Жеро, как назло, ввалился в горницу в ту же минуту и радостно подтвердил:
— Счастья не обещаю, а вот работать теперь правда удобнее.
— Ты меня разочаровываешь, — сухо сказала Беатриса. — Я надеялась, что хотя бы ты будешь упираться до последнего.
— Я и упирался. Пока не понял, что она права.
— Вот видишь, — невозмутимо сказала Анна, садясь за стол. — Даже чудеса случаются.
— Не привыкайте, госпожа, — сказал Жеро. — Я всё ещё считаю, что вы нас загоните.
— Если только к хорошей работе.
— Это и есть самое страшное.
Мартен, вошедший следом, молча сел за стол, но у него на лице было то редкое выражение, которое у спокойных мужчин появляется, когда они уже приняли решение и спорить больше не видят смысла.
Он ел, не торопясь, и один раз только сказал:
— Если кожа меньше портиться будет, к зиме это всем впрок.
Беатриса посмотрела сначала на него, потом на Анну.

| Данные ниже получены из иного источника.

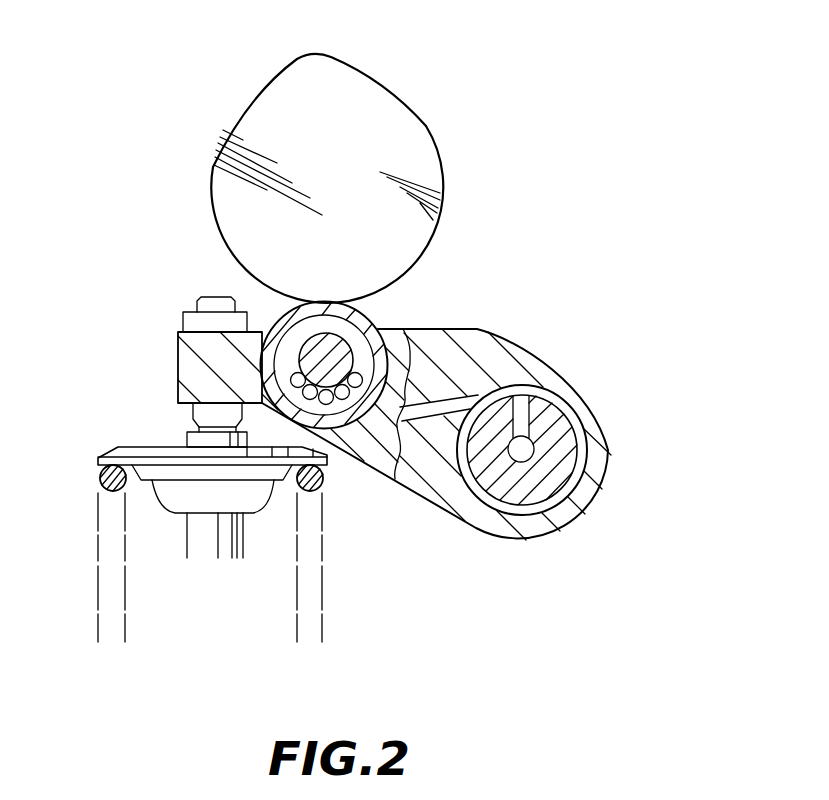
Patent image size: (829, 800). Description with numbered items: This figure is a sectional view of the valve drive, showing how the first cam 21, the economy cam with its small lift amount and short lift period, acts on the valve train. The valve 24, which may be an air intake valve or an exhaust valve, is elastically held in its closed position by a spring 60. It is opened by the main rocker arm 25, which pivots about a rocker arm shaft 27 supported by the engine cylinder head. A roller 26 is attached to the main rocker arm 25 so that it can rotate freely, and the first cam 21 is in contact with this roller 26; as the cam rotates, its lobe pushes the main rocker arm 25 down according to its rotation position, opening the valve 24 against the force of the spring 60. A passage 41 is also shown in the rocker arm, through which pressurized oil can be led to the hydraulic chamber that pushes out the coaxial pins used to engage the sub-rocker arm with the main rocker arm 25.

The first cam 21 is at (388, 98).
The valve 24 is at (212, 540).
The main rocker arm 25 is at (166, 361).
The roller 26 is at (360, 316).
The rocker arm shaft 27 is at (530, 517).
The passage 41 is at (443, 422).
The spring 60 is at (100, 481).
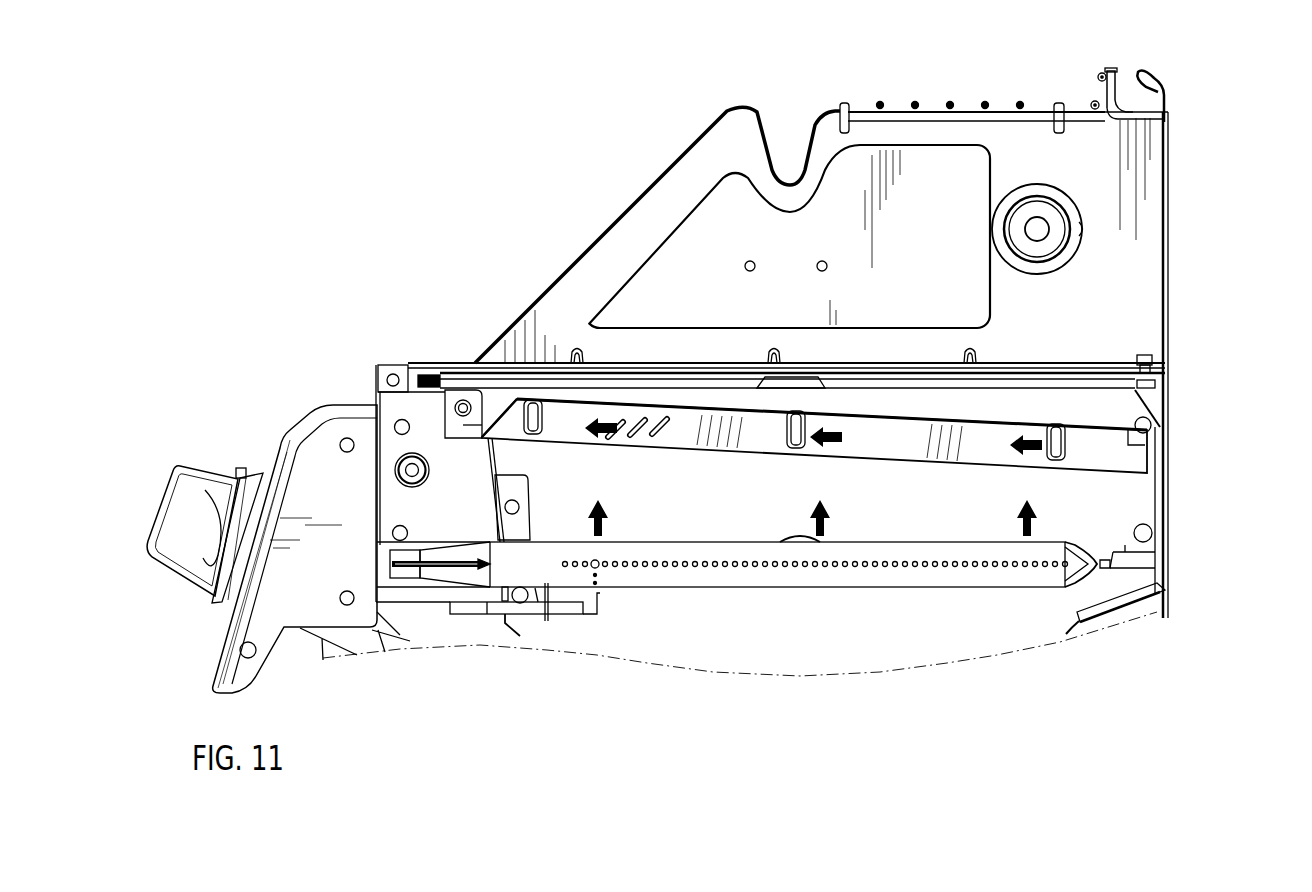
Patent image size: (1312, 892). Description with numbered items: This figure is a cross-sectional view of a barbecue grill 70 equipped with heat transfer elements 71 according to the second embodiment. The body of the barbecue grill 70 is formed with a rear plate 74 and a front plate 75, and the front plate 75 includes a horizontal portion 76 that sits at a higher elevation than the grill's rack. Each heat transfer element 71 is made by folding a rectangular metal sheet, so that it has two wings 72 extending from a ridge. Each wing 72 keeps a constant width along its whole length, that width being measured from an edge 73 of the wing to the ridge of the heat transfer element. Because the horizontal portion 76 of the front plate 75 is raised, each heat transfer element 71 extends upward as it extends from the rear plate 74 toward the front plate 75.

The barbecue grill 70 is at (1229, 67).
The heat transfer element 71 is at (560, 392).
The wing 72 is at (1095, 450).
The edge 73 is at (873, 462).
The rear plate 74 is at (1167, 540).
The front plate 75 is at (397, 365).
The horizontal portion 76 is at (467, 390).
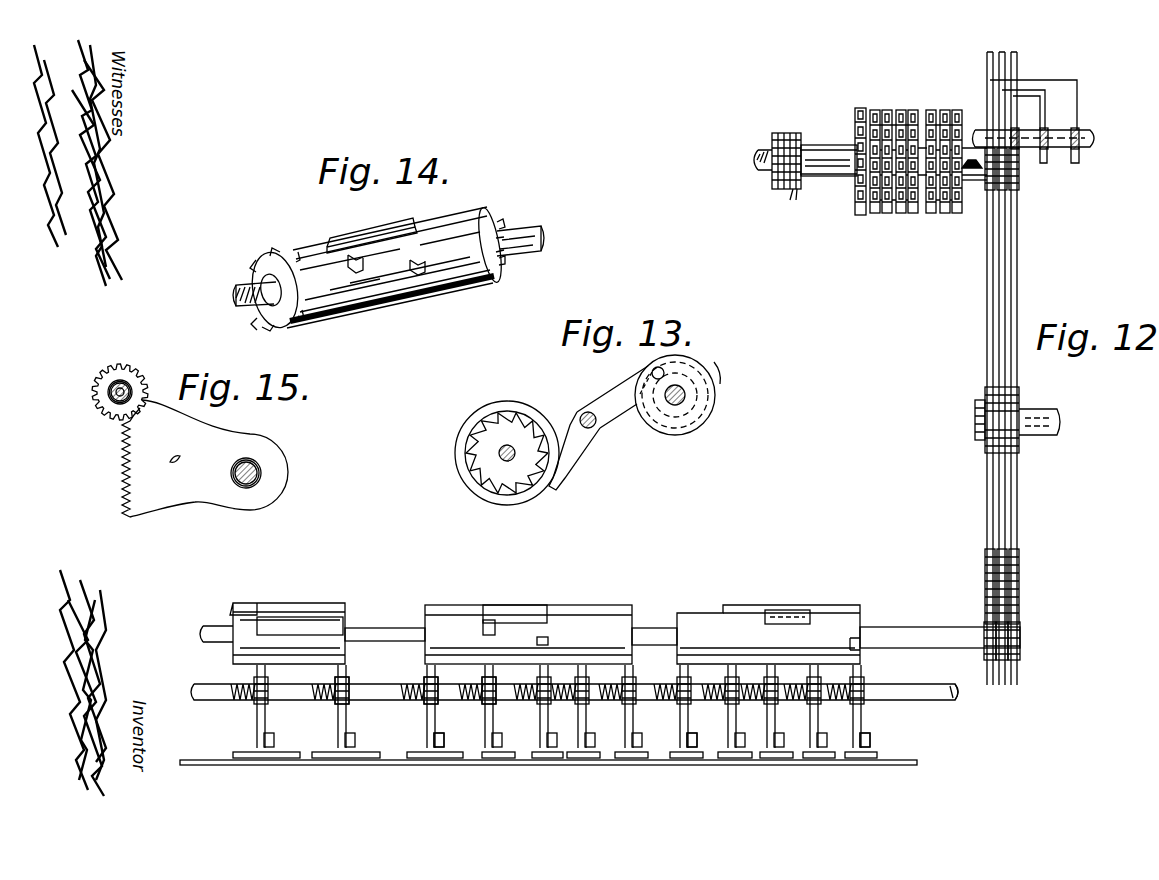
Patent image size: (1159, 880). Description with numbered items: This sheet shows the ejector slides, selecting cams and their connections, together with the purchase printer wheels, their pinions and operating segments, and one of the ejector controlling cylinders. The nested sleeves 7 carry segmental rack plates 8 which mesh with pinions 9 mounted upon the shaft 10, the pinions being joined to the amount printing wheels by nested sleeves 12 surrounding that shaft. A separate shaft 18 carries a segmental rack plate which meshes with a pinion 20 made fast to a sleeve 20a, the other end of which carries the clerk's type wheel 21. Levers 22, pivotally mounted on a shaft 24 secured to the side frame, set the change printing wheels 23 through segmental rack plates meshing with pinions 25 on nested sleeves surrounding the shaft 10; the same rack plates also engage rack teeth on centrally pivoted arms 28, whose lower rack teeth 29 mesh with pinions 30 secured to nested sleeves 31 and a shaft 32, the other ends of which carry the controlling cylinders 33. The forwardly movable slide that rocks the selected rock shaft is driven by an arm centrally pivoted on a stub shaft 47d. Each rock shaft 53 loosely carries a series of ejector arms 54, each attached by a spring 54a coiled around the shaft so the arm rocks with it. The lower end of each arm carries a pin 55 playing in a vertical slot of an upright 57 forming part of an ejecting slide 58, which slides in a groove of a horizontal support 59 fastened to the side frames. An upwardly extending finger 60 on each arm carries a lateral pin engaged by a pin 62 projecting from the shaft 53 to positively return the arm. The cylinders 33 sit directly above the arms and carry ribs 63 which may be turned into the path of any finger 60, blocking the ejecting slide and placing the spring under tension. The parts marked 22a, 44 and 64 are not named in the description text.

— Значит, сегодня и поговорим.
Анна взяла ложку, но внутри у неё вдруг тихо качнулось.
Вот оно.
Не просто стены. Не только подушки. Не ребёнок. Теперь — дело. Настоящее. То, что может изменить не только тепло в комнатах, но и деньги в сундуке, и уважение в доме, и то, как её будут видеть, когда Рено вернётся.
Мысль о Рено пришла неожиданно чётко и с какой-то новой тяжестью.
Не потому, что она мечтала.
Не потому, что боялась.
А потому, что вдруг слишком ясно поняла: когда он войдёт в этот двор, он увидит всё сразу. И стены. И мастерскую. И ребёнка. И порядок. И её.
А значит, лучше, чтобы к тому времени ей было что показать, кроме длинного языка и счастливой случайности.
После завтрака они втроём — Беатриса, Анна и Мартен — пошли в нижний двор. Жеро уже был там. День стоял холодный, но светлый. Солнце било по мокрым доскам, по чёрным чанам, по шкурам, которые теперь висели выше и ровнее, чем раньше. Под навесом и впрямь стало легче дышать. Не чище — до этого было далеко, — но понятнее. Инструменты лежали не грудой, а по местам. Полосы кожи не валялись у земли. Даже лужа у входа стала меньше, потому что вчера Жеро с Мартеном, бурча и ругаясь, кинули туда старые доски.